Two roads diverged in a wood, and I—
I took the one less traveled by,
And that has made all the difference.
- The Road Not Taken (the poem one), Robert Frost
It was a good read. This SF short story is about a failed attempt of invasion by Roxolians, towards a blue, watery planet called Earth.
The invasion fails because of how advanced our(humans') military technologies are. Because in this story, humanity not having found the technology that made inter-star traveling — which is simple enough that all we needed was an eventual discovery — made humanity very advanced in all aspect except that; about medicines, electronics, farming, and again, weapons.
This story unfolds through alternating perspective between Roxolians, and humans; which was indicated by double line-breaks between perspective changes.
What made author choose this way of narrative? Maybe if it was only presented through Roxolian's eyes, it might've feel too distant. I mean, according to the story, shouting "There's an alien ship in the sky!!!!" with a gasp would be something that only humans would do. And without that, what's the fun about alien invasions?
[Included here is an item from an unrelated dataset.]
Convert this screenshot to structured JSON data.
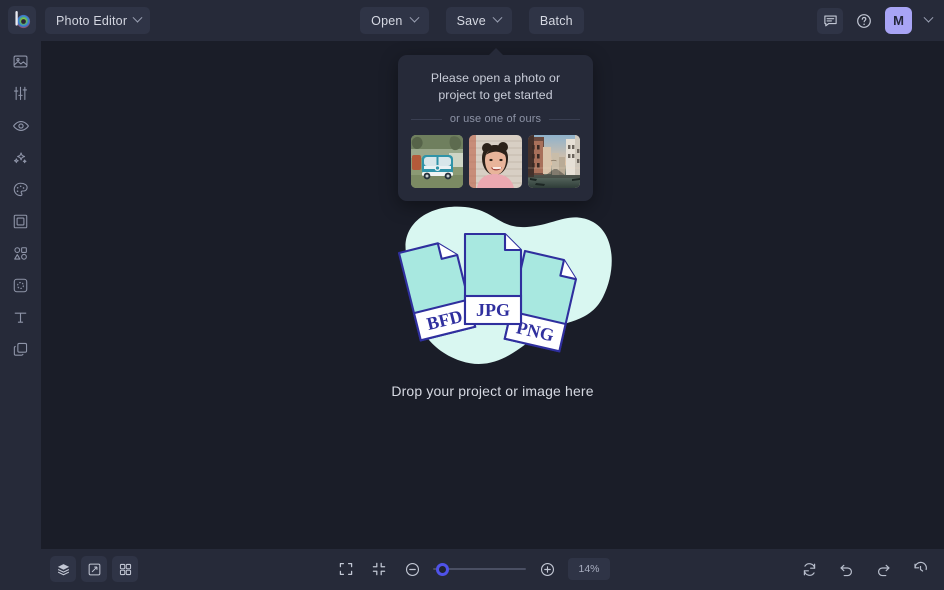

Also what I also found interesting was how humans' perspective takes on a various position (in a space station, scientists, etc.), while Roxolian's perspective is fixed, mainly towards Togram, the protagonist and captain of the ship and the troops.
I believe it helped me to sympathize to Roxolians more than humans, alienating humans as outlier.
This story can be seen as a critism to humanity, but also a kind of r/HFY; frankly, simultaneously.
I found this story through an wiki article about LK-99, which introduced a post that made an analogy from the "discovery" of LK-99 to it. Like, if it was a real matter, we could've seen that other road that we did not taken!
This story is also references the poem with a same name, which seemed like what this story is based on.